The strong art scene in the Berkshires is partly the result of the overflow of artists from Pioneer Valley, some 25 miles away, which experienced its own artistic flowering several decades ago. Geoffrey Post, who with his wife, Linda, founded the Paradise City Arts Festival, a bi-annual art and craft event, saw the surge when she and her husband moved to Northampton in the late 1970s. "We were in the right place in the right time," she says. "It just all came together. It was around 1979 or '80 when the renaissance really started to happen."

A three-day-weekend tour of the Berkshires and Pioneer Valley provides a taste of all that the area offers-although it is too spread out to see it all. Many credit the local colleges-University of Massachusetts Amherst, Amherst College, Smith, Hampshire and Mount Holyoke-for the vibrant culture. "There's an intellectual life out there," glassblower Josh Simpson says. "You can see or listen to a plethora of interesting speakers. There's always great music to listen to."

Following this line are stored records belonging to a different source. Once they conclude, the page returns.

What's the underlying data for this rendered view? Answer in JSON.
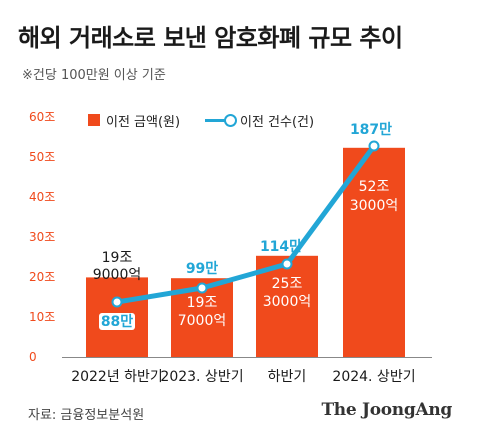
{
  "title": "해외 거래소로 보낸 암호화폐 규모 추이",
  "subtitle": "※건당 100만원 이상 기준",
  "source": "자료: 금융정보분석원",
  "logo_text": "The JoongAng",
  "colors": {
    "bar": "#f04a1c",
    "line": "#22a6d6",
    "axis_text": "#f04a1c",
    "amount_label": "#1a1a1a",
    "amount_label_inside": "#ffffff",
    "count_label": "#22a6d6"
  },
  "legend": {
    "amount": "이전 금액(원)",
    "count": "이전 건수(건)"
  },
  "chart_data": {
    "type": "bar",
    "categories": [
      "2022년 하반기",
      "2023. 상반기",
      "하반기",
      "2024. 상반기"
    ],
    "ylim": [
      0,
      60
    ],
    "yticks": [
      "0",
      "10조",
      "20조",
      "30조",
      "40조",
      "50조",
      "60조"
    ],
    "legend_position": "top-left",
    "grid": false,
    "series": [
      {
        "name": "이전 금액(원)",
        "type": "bar",
        "values": [
          19.9,
          19.7,
          25.3,
          52.3
        ],
        "labels": [
          [
            "19조",
            "9000억"
          ],
          [
            "19조",
            "7000억"
          ],
          [
            "25조",
            "3000억"
          ],
          [
            "52조",
            "3000억"
          ]
        ]
      },
      {
        "name": "이전 건수(건)",
        "type": "line",
        "values": [
          88,
          99,
          114,
          187
        ],
        "labels": [
          "88만",
          "99만",
          "114만",
          "187만"
        ]
      }
    ]
  }
}
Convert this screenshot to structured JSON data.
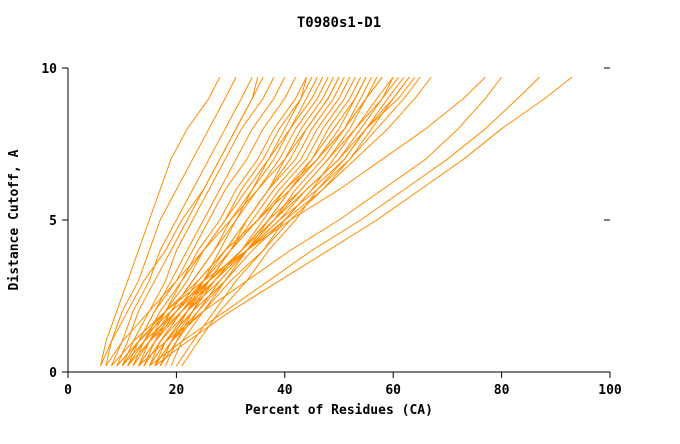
{
  "chart_data": {
    "type": "line",
    "title": "T0980s1-D1",
    "xlabel": "Percent of Residues (CA)",
    "ylabel": "Distance Cutoff, A",
    "xlim": [
      0,
      100
    ],
    "ylim": [
      0,
      10
    ],
    "x_ticks": [
      0,
      20,
      40,
      60,
      80,
      100
    ],
    "y_ticks": [
      0,
      5,
      10
    ],
    "grid": false,
    "legend_position": "none",
    "line_color": "#ff8c00",
    "y_levels": [
      0.2,
      1,
      2,
      3,
      4,
      5,
      6,
      7,
      8,
      9,
      9.7
    ],
    "series": [
      [
        6,
        7,
        9,
        11,
        13,
        15,
        17,
        19,
        22,
        26,
        28
      ],
      [
        7,
        8,
        10,
        13,
        15,
        17,
        20,
        23,
        26,
        29,
        31
      ],
      [
        8,
        10,
        12,
        15,
        17,
        20,
        23,
        26,
        29,
        32,
        34
      ],
      [
        9,
        11,
        13,
        16,
        19,
        22,
        25,
        28,
        31,
        34,
        36
      ],
      [
        10,
        12,
        15,
        18,
        20,
        23,
        26,
        29,
        32,
        36,
        38
      ],
      [
        10,
        13,
        16,
        19,
        22,
        25,
        28,
        31,
        34,
        38,
        40
      ],
      [
        11,
        13,
        16,
        20,
        23,
        26,
        29,
        33,
        36,
        40,
        42
      ],
      [
        11,
        14,
        17,
        21,
        24,
        28,
        31,
        35,
        38,
        42,
        44
      ],
      [
        12,
        15,
        18,
        22,
        25,
        29,
        32,
        36,
        39,
        43,
        45
      ],
      [
        12,
        14,
        18,
        21,
        25,
        29,
        33,
        37,
        41,
        44,
        46
      ],
      [
        13,
        16,
        19,
        23,
        27,
        30,
        34,
        38,
        41,
        45,
        47
      ],
      [
        13,
        15,
        19,
        23,
        27,
        31,
        35,
        39,
        42,
        46,
        48
      ],
      [
        14,
        17,
        21,
        25,
        29,
        33,
        37,
        41,
        44,
        48,
        50
      ],
      [
        14,
        16,
        20,
        24,
        29,
        33,
        37,
        42,
        45,
        49,
        51
      ],
      [
        15,
        18,
        22,
        26,
        30,
        34,
        38,
        43,
        46,
        50,
        52
      ],
      [
        15,
        17,
        21,
        26,
        30,
        35,
        39,
        44,
        47,
        51,
        53
      ],
      [
        16,
        19,
        23,
        27,
        32,
        36,
        40,
        45,
        48,
        52,
        54
      ],
      [
        16,
        18,
        22,
        27,
        32,
        37,
        41,
        46,
        50,
        53,
        55
      ],
      [
        17,
        20,
        24,
        29,
        33,
        38,
        42,
        47,
        51,
        54,
        56
      ],
      [
        17,
        19,
        24,
        28,
        33,
        38,
        43,
        48,
        52,
        55,
        57
      ],
      [
        12,
        15,
        20,
        25,
        30,
        35,
        41,
        46,
        51,
        55,
        58
      ],
      [
        13,
        16,
        21,
        26,
        32,
        37,
        43,
        48,
        53,
        57,
        60
      ],
      [
        14,
        17,
        22,
        28,
        33,
        39,
        44,
        50,
        54,
        58,
        61
      ],
      [
        15,
        18,
        23,
        29,
        34,
        40,
        45,
        51,
        55,
        59,
        62
      ],
      [
        16,
        19,
        25,
        30,
        36,
        41,
        47,
        52,
        56,
        60,
        63
      ],
      [
        10,
        14,
        20,
        26,
        32,
        38,
        44,
        50,
        55,
        61,
        64
      ],
      [
        11,
        15,
        21,
        27,
        33,
        39,
        46,
        52,
        57,
        62,
        65
      ],
      [
        9,
        13,
        19,
        26,
        33,
        40,
        47,
        53,
        59,
        64,
        67
      ],
      [
        8,
        12,
        18,
        25,
        33,
        41,
        50,
        58,
        66,
        73,
        77
      ],
      [
        13,
        18,
        25,
        33,
        41,
        50,
        58,
        66,
        72,
        77,
        80
      ],
      [
        15,
        21,
        29,
        37,
        45,
        54,
        62,
        70,
        77,
        83,
        87
      ],
      [
        16,
        22,
        30,
        39,
        48,
        57,
        65,
        73,
        80,
        88,
        93
      ],
      [
        6,
        8,
        11,
        14,
        18,
        21,
        25,
        28,
        31,
        34,
        35
      ],
      [
        20,
        23,
        27,
        31,
        36,
        40,
        45,
        49,
        53,
        58,
        60
      ],
      [
        18,
        20,
        23,
        26,
        30,
        33,
        37,
        40,
        43,
        47,
        49
      ],
      [
        19,
        21,
        25,
        29,
        33,
        37,
        41,
        45,
        49,
        53,
        55
      ],
      [
        7,
        10,
        15,
        20,
        25,
        30,
        35,
        40,
        44,
        48,
        50
      ],
      [
        9,
        13,
        18,
        24,
        29,
        35,
        40,
        46,
        51,
        55,
        58
      ],
      [
        17,
        19,
        22,
        25,
        28,
        31,
        34,
        37,
        40,
        43,
        44
      ],
      [
        21,
        24,
        28,
        33,
        37,
        42,
        46,
        51,
        55,
        60,
        63
      ]
    ]
  }
}
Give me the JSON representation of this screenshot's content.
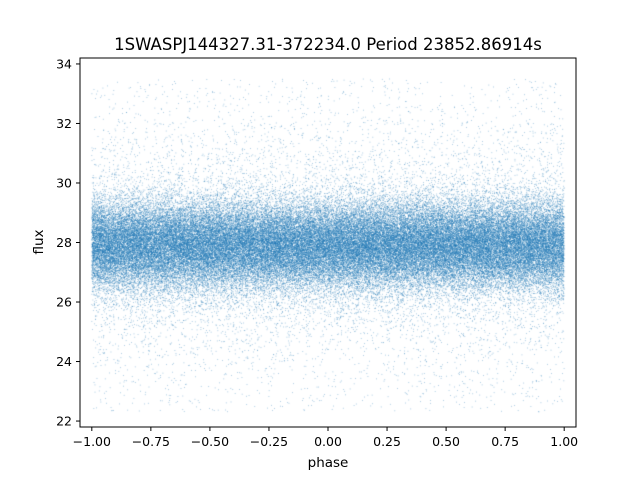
{
  "chart_data": {
    "type": "scatter",
    "title": "1SWASPJ144327.31-372234.0 Period 23852.86914s",
    "xlabel": "phase",
    "ylabel": "flux",
    "xlim": [
      -1.05,
      1.05
    ],
    "ylim": [
      21.8,
      34.2
    ],
    "xticks": [
      -1.0,
      -0.75,
      -0.5,
      -0.25,
      0.0,
      0.25,
      0.5,
      0.75,
      1.0
    ],
    "xtick_labels": [
      "−1.00",
      "−0.75",
      "−0.50",
      "−0.25",
      "0.00",
      "0.25",
      "0.50",
      "0.75",
      "1.00"
    ],
    "yticks": [
      22,
      24,
      26,
      28,
      30,
      32,
      34
    ],
    "ytick_labels": [
      "22",
      "24",
      "26",
      "28",
      "30",
      "32",
      "34"
    ],
    "grid": false,
    "point_color": "#1f77b4",
    "series": [
      {
        "phase_range": [
          -1.0,
          1.0
        ],
        "flux_range": [
          22.3,
          33.5
        ],
        "flux_center": 27.9,
        "dense_band": [
          26.5,
          29.5
        ]
      }
    ]
  }
}
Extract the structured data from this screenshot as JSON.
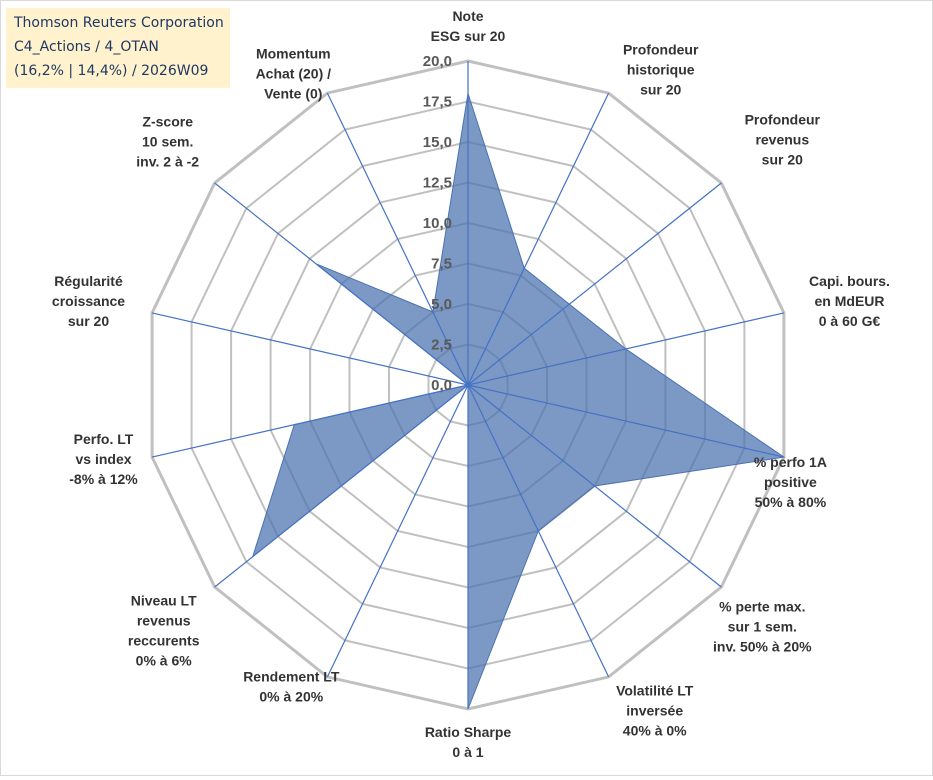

"There is a historical vernacular to the culture," adds Mark Shapiro, a ceramist who grew up in New York City but, like many craftspeople, found Western Massachusetts to be the perfect place to settle down. "The architecture is aesthetically beautiful and we still have the cultural access," he says.

Because of the nature of their work, many makers could choose to live anywhere in the world, but most don't see themselves leaving. "Besides the cold winters there really aren't any negative aspects to living here," explains Hoadley. "I love the tenor of the place. The people who choose to settle in the Berkshires tend to be a little more progressive." And, of course, the beauty of the area is undeniable, as Simpson points out. "I look out my window," he says, "and I see where the earth meets the sky."